Оценить:
 Рейтинг: 0

Терра

Год написания книги
2024
Теги
<< 1 2 3 4 5 6 7 8 9 ... 40 >>
На страницу:
5 из 40
Настройки чтения
Размер шрифта
Высота строк
Поля

– Не вернусь сюда, – сказал я.

Но отец только пожал плечами.

– Ты только Богу под ноги не лезь, без тебя разберутся.
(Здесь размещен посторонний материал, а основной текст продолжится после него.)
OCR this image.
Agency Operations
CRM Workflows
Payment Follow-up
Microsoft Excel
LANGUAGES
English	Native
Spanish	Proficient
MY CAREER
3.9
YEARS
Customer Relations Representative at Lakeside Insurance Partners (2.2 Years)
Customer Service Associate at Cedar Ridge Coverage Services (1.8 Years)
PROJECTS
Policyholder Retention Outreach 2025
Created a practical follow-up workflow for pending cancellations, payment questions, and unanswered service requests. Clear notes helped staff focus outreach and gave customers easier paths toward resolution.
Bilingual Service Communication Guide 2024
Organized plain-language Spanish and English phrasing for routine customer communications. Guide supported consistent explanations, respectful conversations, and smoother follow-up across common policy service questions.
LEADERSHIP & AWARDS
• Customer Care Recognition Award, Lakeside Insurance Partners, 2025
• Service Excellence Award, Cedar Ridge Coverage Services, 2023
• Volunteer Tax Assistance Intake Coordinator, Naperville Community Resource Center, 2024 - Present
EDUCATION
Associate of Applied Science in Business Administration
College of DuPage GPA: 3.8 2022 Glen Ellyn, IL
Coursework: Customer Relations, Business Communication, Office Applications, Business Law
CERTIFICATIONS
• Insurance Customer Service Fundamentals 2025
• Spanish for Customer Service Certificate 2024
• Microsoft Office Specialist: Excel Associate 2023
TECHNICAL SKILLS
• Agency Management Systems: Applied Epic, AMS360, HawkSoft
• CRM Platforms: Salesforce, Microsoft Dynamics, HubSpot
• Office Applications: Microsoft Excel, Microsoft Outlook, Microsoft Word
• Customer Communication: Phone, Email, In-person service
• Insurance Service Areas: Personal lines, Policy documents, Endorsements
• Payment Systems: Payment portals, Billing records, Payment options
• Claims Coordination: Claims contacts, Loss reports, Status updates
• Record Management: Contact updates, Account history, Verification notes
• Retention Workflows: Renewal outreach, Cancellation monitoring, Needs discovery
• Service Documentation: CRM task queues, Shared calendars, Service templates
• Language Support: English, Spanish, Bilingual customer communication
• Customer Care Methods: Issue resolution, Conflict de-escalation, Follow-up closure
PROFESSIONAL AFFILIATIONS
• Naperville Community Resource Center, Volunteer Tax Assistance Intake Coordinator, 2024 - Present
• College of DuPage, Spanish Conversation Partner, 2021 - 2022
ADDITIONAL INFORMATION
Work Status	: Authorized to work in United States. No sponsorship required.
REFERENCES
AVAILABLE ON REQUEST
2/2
Потом было много скучной тайги в гребнях деревьев и туманах, я стал зевать и улегся в конце концов у отца на коленях. Вот его правда – нечего Богу под ноги лезть.

А про то, какой он, Бог, никто из нас не знал, мама немножко верила, а папа до конца света (так он говорил) был коммунистом и верил совсем в другое. Многие из нас считали, что Бог создал мир и населил его разными созданиями, и что мир был прекрасным, пока все не случилось, и мы не зажили там, где по сей день пребываем.

Мамка говорила: сколько зверей, столько историй, так что вот моя версия, наша, то есть, большой крысиной семьи.

Жил-был Бог, и он был добрый, хороший, он всех нас любил и не придумал ни боли, ни смерти, а придумал множество прекрасных вещей, чтобы мы плакали от счастья, когда смотрели на солнце. Жили тогда только звери да духи. Ну и духи тоже были зверьками, раз на то пошло, потому что Бог создал их, а они уже материализовали многих своих детей в настоящей плоти. Вот Матенька, она, к примеру, большая крыса, сделанная из ничего. Ну и да, суть да дело, а Бог ушел отдыхать, и духам поднадоело творить только самих себя. Тогда они стали развлекаться и лепить существо, чтобы было жальче всех и смешнее, придумали, значит, лысое, с хохолком, без когтей, со смешным вытянутым носом на плоском лице, и стали над ним смеяться. А потом подумали, что еще смешнее будет дать этому существу на себя посмотреть и узнать, какова его доля. Так они придумали разум и зеркало. Посмотрели люди на себя да заплакали, всё поняли, всё узнали. И через их сознание, через способность помыслить что-то абсолютное, оно и пришло.

Пришло, рассказывают, с другой стороны мира. Говорили: пустота, но для меня это была страшная темень. Все от нее стало трескаться, болеть, с ума сходить, само себя пожирать и умирать.

Обидной своей шуткой духи впустили в мир смерть, и она с тех пор, как радиация, повсюду распространяется и портит Божий Сад. От нее в мире болезни, от нее в мире войны и от нее в мире так много сумасшедших.

Стали духи плакать, смотря на то, как львы пожирают антилоп и как умирают в прудах рыбки. Они хотели до прихода Бога со всем разобраться, словно нашкодившие дети, а слез у них натекло так много, что с тех пор мы зовем их морями и океанами. Думали, думали, да решили: раз они напортачили, то надо исправлять. Если не исправлять, так хоть придержать мир в порядке. Если не придержать в порядке, так пусть хоть не лопнет для начала.

Вот они взяли себе по смешному человечку, по девочке, превратили их кого в собаку, кого в кошку, кого в крысу, кого в птицу, да и случились с ними, войдя в тела земных зверей и птиц небесных, потом вернули девочкам человеческий облик, и стал звериных детей целый зоопарк. Выглядели они как люди, и кровь в них словно текла людская, но они были быстрее и сильнее, и видели всё по-настоящему – испещренный дырами, изъеденный, испорченный мир, печальный конец прекрасной такой задумки.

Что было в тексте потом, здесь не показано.